La jeunesse d'Elisabeth 1 (3)

Par Christian Soleil

C'est quand Henri notre père partit combattre les Français en juillet 1544 que la reine Catherine emmena les trois enfants du roi vivre avec elle à Hampton Court. Au début de l'automne, afin d'éviter tout risque de contagion - la peste venait de s'abattre sur Londres - elle nous fit déplacer dans le Surrey et dans le Kent. Dès que se répandit la nouvelle du retour de France du roi d'Angleterre, toutefois, Catherine se sépara de nous. Elle accueillit son mari victorieux à Otford dans le Kent, tandis qu'Edouard et moi retournions à Ashridge. Pendant les deux années du règne d'Henri VIII qui suivirent, je continuai à passer le plus clair de mon temps à la campagne, tout en effectuant des visites plus fréquentes et parfois plus longues qu'avant à la cour.
Mon père mourut le 28 janvier 1547. Je me trouvais alors dans ma résidence de Entfield. On m'apprit la nouvelle le lendemain en présence de mon frère qui était de passage puisqu'il rentrait de Hertford et rejoignait Londres. Je le suivis bientôt à Londres mais, comme Marie, je n'assistai ni aux funérailles du roi Henri, ni au couronnement du nouveau roi Edouard. Comme Marie, j'héritais de mon père un revenu annuel de 3 000 livres sterling par an jusqu'à mon mariage, où je recevrais une dot de 10 000 livres sterling. Le testament d'Henri stipulait toutefois que si l'une ou l'autre de ses filles se mariait sans le consentement d'un des conseillers privés qu'il avait désignés pour gérer les affaires de l'Etat pendant la régence d'Edouard, elle perdrait sa position dans la succession. Notre féminité, pensait-il, nous rendait susceptibles d'attachements romantiques inappropriés, tandis que notre sang royal pouvait attirer des mâles ambitieux qui n'avaient pas forcément l'intérêt de l'Angleterre comme préoccupation première.

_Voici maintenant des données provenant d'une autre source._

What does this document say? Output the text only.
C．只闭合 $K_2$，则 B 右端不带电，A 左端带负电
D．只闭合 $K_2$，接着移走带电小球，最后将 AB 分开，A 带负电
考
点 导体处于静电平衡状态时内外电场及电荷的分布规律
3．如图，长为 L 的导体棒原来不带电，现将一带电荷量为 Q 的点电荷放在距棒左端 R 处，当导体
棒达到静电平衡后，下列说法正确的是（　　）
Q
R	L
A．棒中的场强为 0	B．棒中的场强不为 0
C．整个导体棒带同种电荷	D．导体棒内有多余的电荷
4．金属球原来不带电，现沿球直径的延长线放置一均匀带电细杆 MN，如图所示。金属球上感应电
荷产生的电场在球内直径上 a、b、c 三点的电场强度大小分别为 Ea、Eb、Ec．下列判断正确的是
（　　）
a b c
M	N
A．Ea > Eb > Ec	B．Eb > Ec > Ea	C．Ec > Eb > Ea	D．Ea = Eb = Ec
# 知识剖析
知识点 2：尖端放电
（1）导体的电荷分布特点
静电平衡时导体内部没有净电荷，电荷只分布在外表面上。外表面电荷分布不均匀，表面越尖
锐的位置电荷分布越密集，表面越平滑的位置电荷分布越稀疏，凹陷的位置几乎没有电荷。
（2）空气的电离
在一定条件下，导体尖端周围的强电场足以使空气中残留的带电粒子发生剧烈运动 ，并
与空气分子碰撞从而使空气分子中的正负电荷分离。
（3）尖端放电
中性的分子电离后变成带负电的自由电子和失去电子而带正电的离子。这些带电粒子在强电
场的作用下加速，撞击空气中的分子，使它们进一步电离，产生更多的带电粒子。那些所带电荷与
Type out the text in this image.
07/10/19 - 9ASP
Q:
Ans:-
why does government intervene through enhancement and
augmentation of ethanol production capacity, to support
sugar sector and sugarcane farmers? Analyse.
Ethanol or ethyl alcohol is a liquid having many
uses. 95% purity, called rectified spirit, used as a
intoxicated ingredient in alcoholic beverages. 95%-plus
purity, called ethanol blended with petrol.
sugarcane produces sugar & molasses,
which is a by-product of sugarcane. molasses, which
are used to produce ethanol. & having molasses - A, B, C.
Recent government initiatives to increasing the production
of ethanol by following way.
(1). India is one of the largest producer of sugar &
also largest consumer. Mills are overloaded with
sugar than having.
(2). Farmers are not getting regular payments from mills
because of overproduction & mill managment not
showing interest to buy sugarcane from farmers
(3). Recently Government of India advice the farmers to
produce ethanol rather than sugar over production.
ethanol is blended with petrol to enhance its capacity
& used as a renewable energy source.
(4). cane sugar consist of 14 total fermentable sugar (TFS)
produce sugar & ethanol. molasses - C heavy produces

Les préoccupations d'Henri concernant le mariage de ses filles étaient tout à fait fondées. A peine était-il décédé que l'oncle du nouveau roi, Lord Thomas Seymour de Sudeley, envisageait d'épouser l'une de nous deux afin de poursuivre ses propres ambitions. Comme une telle union n'obtiendrait jamais le consentement du conseil dominé par son frère aîné et rival acharné Edouard Seymour, duc du Somerset et Lord Protecteur du royaume, Lord Thomas se tourna vers d'autres charmes et épousa la veuve du roi, le reine Catherine, dans le plus grand des secrets, au milieu du mois d'avril 1547. Ils révélèrent la nouvelle de leur union à Edouard VI, au Lord Protecteur et au conseil fin juin ou début juillet.
J'avais alors treize ans. Après la mort du roi, je partis vivre avec la reine Catherine dans sa maison de Chelsea dès le mois d'avril 1547. Bientôt Lord Thomas Seymour vint nous rejoindre, soit à Chelsea, soit à Hanworth dans le Middlesex ou à Seymour Place à Londres. Rapidement, une sourde rumeur gagna l'ensemble de la cour : les choses n'allaient pas très fort dans le couple Seymour. On disait pour le moins que Lord Thomas montrait à mon égard une attention inappropriée ; au pire, il s'enlisait dans un attachement romantique, me faisait des avances, et compromettait ma réputation. Ma servante, Kat Ashley, ayant dévoilé au public les agissements de Lord Thomas, je n'ai plus rien à cacher. Il lui arrivait souvent de pénétrer dans ma chambre au petit matin, et si j'étais habillée il me tapait familièrement dans le dos ou sur les fesses. Un jour il entra dans ma chambre en chemise de nuit ; une autre fois il tenta de m'embrasser dans mon lit, jusqu'à ce qu'Ashley le chassât en lui criant qu'il devrait avoir honte. Ma servante se sentait si concernée par ces événements qu'elle parla à Catherine du comportement de son mari. La reine éclata de rire, mais elle promit de l'accompagner désormais quand il viendrait dans ma chambre le matin. A partir de là, il vinrent me réveiller ensemble et s'amusèrent à me chatouiller de conserve. Un jour dans le jardin, Seymour se mit à me reprocher avec mépris de continuer à porter des vêtements noirs pour marquer le deuil de mon père. Il tira son épée et mit ma robe en pièces. J'imagine qu'il n'avait pas trouvé mieux pour assouvir ses fantasmes. Heureusement la reine Catherine accourut pour me protéger...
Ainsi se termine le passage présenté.